Далия жила совершенно одна, ее родственники рассеялись по свету и не навещали ее, друзья давно умерли и все, с кем она общалась на склоне лет – это дежурные соцработники и я, который иногда заходил к ней на чай.

Разговоры наши были скупы на содержание, часто мы просто сидели рядом и слушали тишину, которую изредка нарушали звуки города. Проникавшие сквозь толстые стены, они казались тревожными и лишними в ее квартире из двух комнат, в ее обители прохладного полумрака и одиночества. Я даже не уверен, что Далия всегда замечала меня, возможно, она только ощущала чье-то присутствие, ауру человека, коснувшуюся ее души. Тогда она неосознанным движением передвигала чашки на чайном столике и усохшей рукой пыталась налить в них чай. Мы молча пили его, она смотрела на то место, где сидел я, и видела что-то совсем другое, зрачки ее глаз были мутны и лишены фокуса, и она бормотала слова, которые я не мог разобрать. В этом ветхом мире с еле уловимым движением, в сопровождении неясных слов, лишенных смысла, я испытывал глубокий душевный покой, похожий на благостную дрему.

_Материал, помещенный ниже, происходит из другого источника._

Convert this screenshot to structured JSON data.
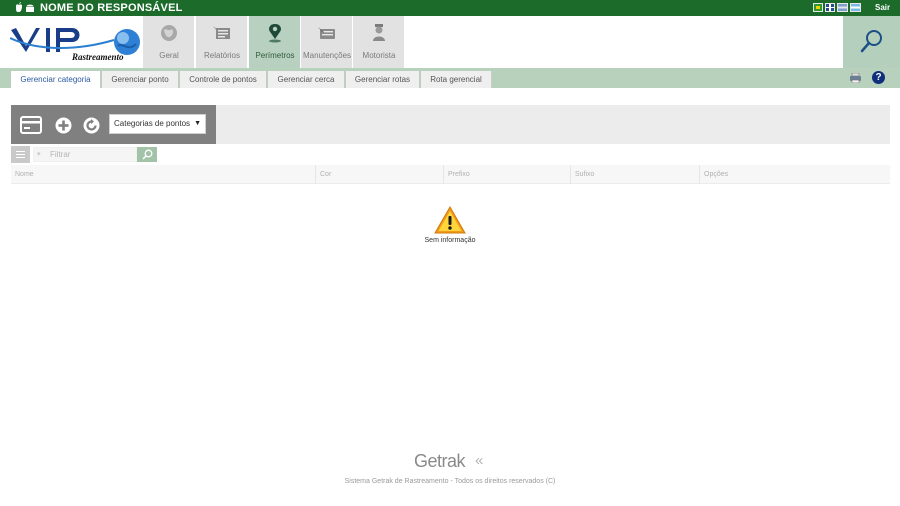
{
  "topbar": {
    "os_icons": "",
    "responsible_name": "NOME DO RESPONSÁVEL",
    "logout_label": "Sair",
    "flags": [
      "flag-brazil-icon",
      "flag-uk-icon",
      "flag-spain-icon",
      "flag-argentina-icon"
    ]
  },
  "logo": {
    "main": "VIP",
    "sub": "Rastreamento"
  },
  "nav": {
    "items": [
      {
        "label": "Geral",
        "icon": "globe-icon"
      },
      {
        "label": "Relatórios",
        "icon": "reports-icon"
      },
      {
        "label": "Perímetros",
        "icon": "map-pin-icon",
        "active": true
      },
      {
        "label": "Manutenções",
        "icon": "maintenance-icon"
      },
      {
        "label": "Motorista",
        "icon": "driver-icon"
      }
    ],
    "search_icon": "search-icon"
  },
  "subtabs": [
    {
      "label": "Gerenciar categoria",
      "active": true
    },
    {
      "label": "Gerenciar ponto"
    },
    {
      "label": "Controle de pontos"
    },
    {
      "label": "Gerenciar cerca"
    },
    {
      "label": "Gerenciar rotas"
    },
    {
      "label": "Rota gerencial"
    }
  ],
  "toolbar": {
    "category_select": "Categorias de pontos"
  },
  "filter": {
    "placeholder": "Filtrar"
  },
  "table": {
    "columns": [
      "Nome",
      "Cor",
      "Prefixo",
      "Sufixo",
      "Opções"
    ],
    "empty_message": "Sem informação"
  },
  "footer": {
    "brand": "Getrak",
    "copyright": "Sistema Getrak de Rastreamento - Todos os direitos reservados (C)"
  },
  "colors": {
    "topbar": "#1c6b2b",
    "active_tab": "#b8d0bf",
    "subtab_bar": "#b7d1bc",
    "toolbar": "#808080",
    "warning": "#f0a020"
  }
}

Иногда я убирался в ее квартире – вытирал пыль, выметал мусор, мыл полы. Приходящие соцработники относились к этому недобросовестно, и я добровольно взял на себя такое обязательство. Это было несложно и приносило удовлетворение. Я убирал только одну комнату. Вторая всегда была закрыта, на прибитых гвоздями скобах висел ржавый замок, и Бог весть, сколько лет Далия в нее не заходила.

Однажды я увидел, что в квартире завелись мыши и принес отраву, чтобы от них избавиться. Когда я рассыпал ее по углам, услышал отчетливый голос Далии.

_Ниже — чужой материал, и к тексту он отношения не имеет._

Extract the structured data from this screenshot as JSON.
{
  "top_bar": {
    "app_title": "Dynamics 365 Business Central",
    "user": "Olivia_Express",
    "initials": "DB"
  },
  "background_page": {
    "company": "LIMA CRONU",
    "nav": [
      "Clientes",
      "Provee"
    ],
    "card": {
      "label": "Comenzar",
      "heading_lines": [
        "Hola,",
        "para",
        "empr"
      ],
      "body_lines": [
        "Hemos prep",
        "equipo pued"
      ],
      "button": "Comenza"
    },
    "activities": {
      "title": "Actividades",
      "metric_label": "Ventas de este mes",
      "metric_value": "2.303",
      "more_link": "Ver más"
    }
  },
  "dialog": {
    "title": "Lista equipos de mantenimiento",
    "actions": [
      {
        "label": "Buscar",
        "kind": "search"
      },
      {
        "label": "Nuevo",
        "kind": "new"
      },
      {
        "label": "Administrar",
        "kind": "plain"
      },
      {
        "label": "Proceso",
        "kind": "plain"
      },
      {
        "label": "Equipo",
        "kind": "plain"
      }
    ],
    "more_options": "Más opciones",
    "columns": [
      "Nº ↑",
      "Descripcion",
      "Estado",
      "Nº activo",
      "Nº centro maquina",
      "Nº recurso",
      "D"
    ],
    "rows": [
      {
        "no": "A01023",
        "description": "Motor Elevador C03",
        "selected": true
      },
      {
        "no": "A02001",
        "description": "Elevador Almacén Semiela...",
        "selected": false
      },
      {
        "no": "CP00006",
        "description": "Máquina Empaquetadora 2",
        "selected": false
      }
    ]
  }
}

– Дай мне мышьяку, голубчик.

Я поднял голову и увидел вполне осмысленный взгляд, направленный в мою сторону.

– Дай мне мышьяку, голубчик, и покончим с этим, – повторила она. Я хотел что-то ответить, но тут же на глаза ее набежала туманная поволока и я понял, что она уже не здесь, что она опять крутит калейдоскоп свой жизни, глядя на фальшивые отблески прожитых лет. Меня много лет тревожит одно воспоминание из детства. Я был свидетелем того, как кошке случайно перебили футбольным мячом шейный позвонок. В момент удара она смотрела на меня. Ее зрачки вдруг расширились и заполнили собой все пространство, словно за миг пытались вобрать в себя весь мир, – но так и застыли, и все, что в них было, вдруг исчезло, и жизнь ушла моментально. Взгляд Далии в такие моменты напоминал мне эту несчастную кошку.

В медицине есть такой термин – мерцающее сознание. Думаю, такая характеристика была применима и к душевному состоянию Далии. Половину жизни она проводила в сумраке своих воспоминаний, вторую половину отводила мне, а когда меня не было – нашему маленькому двору, где часто гуляли дети. В моменты просветления голос ее звучал по-особому – старческий, надломленный, но с искоркой жизни. В другое время она говорила глухо, а иногда с визгом, и тогда я понимал, что она уже не рядом со мной. Сейчас не упомнить всего, что было сказано за то время, что мы провели вместе. Но кое-что врезалось в мою память, и, думаю, останется в ней навсегда.